Sample: 3dd0d247d51df1e9c8ae594089c82608792f6bbc376e102aee52ad7c1baa91ab (PW: infected)
JugsOfBeer.exe: PE32+ executable for MS Windows (GUI) Mono/.Net assembly
This is a x64 Binary which is asking for a valid serial number.
So you need to find the function which is checking input. In order to find it, I always look for suspicious strings if applicable.
In IDA graph view, the function looks pretty confusing but you you just have to follow the paths and you will find a function which is responsible for the serial validation.
After finding the serial validation function you need to understand the algorithm.

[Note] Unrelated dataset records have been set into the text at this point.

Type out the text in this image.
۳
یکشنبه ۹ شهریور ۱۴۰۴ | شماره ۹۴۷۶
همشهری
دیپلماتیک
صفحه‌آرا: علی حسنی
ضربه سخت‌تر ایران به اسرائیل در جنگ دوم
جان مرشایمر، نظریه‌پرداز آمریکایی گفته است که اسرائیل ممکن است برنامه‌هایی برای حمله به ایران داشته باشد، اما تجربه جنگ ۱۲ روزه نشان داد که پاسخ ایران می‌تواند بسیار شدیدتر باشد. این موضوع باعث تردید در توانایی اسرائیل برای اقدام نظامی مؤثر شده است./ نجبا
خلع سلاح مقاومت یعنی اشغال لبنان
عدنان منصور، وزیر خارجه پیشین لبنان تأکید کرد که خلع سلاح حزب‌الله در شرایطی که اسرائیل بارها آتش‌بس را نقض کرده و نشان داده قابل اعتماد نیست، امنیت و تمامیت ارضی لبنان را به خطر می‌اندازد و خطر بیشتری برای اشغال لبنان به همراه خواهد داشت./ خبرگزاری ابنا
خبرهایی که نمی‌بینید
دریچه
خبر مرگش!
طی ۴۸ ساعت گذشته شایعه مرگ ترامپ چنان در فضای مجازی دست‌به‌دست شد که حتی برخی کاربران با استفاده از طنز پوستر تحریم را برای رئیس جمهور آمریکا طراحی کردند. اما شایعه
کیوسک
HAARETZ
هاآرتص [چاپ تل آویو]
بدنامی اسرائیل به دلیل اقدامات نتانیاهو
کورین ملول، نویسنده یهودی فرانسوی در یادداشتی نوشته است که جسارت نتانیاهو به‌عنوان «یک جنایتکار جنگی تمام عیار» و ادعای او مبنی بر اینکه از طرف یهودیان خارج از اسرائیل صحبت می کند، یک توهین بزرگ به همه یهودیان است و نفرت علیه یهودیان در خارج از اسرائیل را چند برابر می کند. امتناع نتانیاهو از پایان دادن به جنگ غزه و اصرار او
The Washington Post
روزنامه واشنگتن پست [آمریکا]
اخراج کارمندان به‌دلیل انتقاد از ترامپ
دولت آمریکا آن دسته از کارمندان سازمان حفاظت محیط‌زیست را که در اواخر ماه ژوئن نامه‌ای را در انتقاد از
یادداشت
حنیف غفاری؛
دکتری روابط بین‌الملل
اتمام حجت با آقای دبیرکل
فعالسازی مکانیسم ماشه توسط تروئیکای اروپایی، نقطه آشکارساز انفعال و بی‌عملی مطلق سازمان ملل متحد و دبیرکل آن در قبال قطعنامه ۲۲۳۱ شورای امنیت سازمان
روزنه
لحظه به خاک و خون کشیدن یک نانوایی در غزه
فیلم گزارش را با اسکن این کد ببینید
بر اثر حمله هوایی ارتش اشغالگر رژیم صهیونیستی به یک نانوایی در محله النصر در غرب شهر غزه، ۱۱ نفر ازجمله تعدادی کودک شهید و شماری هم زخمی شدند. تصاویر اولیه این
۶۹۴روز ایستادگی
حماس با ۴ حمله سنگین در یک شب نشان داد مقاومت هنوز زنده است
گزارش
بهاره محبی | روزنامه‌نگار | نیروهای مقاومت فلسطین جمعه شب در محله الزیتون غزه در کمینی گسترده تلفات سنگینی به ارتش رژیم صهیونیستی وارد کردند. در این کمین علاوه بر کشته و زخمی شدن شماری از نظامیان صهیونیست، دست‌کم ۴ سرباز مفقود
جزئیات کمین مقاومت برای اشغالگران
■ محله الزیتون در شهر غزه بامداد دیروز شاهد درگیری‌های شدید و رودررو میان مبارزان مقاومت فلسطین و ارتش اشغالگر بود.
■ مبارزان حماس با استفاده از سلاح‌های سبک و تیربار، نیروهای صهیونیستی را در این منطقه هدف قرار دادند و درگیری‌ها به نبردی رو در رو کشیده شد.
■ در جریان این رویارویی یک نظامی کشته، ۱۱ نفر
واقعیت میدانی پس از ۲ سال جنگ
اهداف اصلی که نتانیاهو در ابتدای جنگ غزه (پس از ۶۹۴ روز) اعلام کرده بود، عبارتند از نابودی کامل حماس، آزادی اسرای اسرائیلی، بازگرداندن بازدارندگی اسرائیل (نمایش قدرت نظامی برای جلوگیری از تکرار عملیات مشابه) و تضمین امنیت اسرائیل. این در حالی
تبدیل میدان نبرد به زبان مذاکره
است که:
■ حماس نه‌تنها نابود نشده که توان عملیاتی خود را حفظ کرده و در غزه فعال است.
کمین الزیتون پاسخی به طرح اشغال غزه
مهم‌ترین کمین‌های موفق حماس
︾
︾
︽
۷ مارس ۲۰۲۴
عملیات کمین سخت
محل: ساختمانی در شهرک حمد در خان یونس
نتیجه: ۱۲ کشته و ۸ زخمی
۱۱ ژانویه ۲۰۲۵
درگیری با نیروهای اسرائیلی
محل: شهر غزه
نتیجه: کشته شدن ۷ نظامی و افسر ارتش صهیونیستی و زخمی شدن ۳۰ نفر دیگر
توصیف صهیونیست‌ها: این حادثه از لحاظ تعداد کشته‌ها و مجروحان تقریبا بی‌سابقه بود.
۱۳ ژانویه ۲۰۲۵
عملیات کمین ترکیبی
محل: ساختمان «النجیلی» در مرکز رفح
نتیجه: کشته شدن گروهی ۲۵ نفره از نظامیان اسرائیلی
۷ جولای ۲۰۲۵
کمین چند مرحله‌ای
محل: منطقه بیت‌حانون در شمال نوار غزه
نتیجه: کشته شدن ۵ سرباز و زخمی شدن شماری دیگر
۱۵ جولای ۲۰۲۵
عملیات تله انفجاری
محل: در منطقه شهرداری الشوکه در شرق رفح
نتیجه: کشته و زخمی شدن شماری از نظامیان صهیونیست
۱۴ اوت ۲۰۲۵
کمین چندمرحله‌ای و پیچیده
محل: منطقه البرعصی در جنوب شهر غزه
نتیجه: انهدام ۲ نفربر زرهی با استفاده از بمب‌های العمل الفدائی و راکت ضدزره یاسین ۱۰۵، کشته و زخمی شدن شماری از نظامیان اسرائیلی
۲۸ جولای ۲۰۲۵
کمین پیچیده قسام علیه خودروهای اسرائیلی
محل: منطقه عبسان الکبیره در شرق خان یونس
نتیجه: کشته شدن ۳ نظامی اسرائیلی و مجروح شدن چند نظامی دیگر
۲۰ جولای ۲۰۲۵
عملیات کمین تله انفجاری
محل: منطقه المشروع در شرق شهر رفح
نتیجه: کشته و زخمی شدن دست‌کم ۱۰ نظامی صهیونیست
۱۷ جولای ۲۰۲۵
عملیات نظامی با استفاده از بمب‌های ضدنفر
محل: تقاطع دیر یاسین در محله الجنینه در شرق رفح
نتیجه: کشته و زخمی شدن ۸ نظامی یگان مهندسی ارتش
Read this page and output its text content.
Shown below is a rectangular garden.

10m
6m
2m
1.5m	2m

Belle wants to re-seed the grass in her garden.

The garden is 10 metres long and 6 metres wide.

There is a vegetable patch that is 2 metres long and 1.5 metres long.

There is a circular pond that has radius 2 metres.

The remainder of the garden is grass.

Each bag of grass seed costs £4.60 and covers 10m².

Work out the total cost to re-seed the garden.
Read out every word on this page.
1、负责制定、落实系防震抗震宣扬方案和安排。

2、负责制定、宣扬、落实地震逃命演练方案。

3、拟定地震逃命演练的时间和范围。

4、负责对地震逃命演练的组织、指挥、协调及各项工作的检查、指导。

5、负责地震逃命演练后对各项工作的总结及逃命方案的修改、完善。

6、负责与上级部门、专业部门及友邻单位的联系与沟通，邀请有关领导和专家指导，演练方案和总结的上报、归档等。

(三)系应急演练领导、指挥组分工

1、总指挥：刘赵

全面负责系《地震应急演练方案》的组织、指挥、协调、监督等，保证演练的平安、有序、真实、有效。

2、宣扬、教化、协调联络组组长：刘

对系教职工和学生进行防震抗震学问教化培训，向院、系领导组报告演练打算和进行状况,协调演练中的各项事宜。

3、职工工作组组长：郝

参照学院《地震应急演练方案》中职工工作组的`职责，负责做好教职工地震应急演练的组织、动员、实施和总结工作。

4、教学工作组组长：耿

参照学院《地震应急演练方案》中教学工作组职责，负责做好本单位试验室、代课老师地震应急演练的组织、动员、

Here, the IDA decompiler helps a lot but for easier debugging I reimplemented the function in python to better understand what the algorithm does.
mask = [0x00, 0x00, 0x00, 0x00, 0x00, 0x00, 0x00, 0x00, 0x0d, 0x00, 0x00, 0x00, 0x07, 0x00, 0x00, 0x00]
v1 = 0
if(v4 < len(input)):
for a in range(10):
if(input[v4] == numbers[a]):
for b in range(10):
if (input[v4+1] == numbers[b]):
u = y * 4
v = x * 4
adding = mask[u] + mask[v]
if adding <= v1:
mask[u] = adding
mask[v] = 0
mask[v] = adding - v1
mask[u] = v1
I could see that there are some values swapped around but I still did not have any idea whats going one. A got a hint by someone that I should check the challenge description. After googling I found out that the algorithm is a variant of the quite popular Three Jugs Problem. Maybe you remember the movie Die Hard 3 where John and Zeus were also facing this kind of problem 😉
After that, everything was quite clear and I could solve the problem via pen & paper. You basically have three containers with a size of 7, 13 and 19. The 7 and 13 size containers are filled and the 19 size container is empty. What you need in the end is 10 in two containers (13 and 19).
After I wrote down the solution on paper I just had to run my python code and build a valid serial to fill the mask appropriately.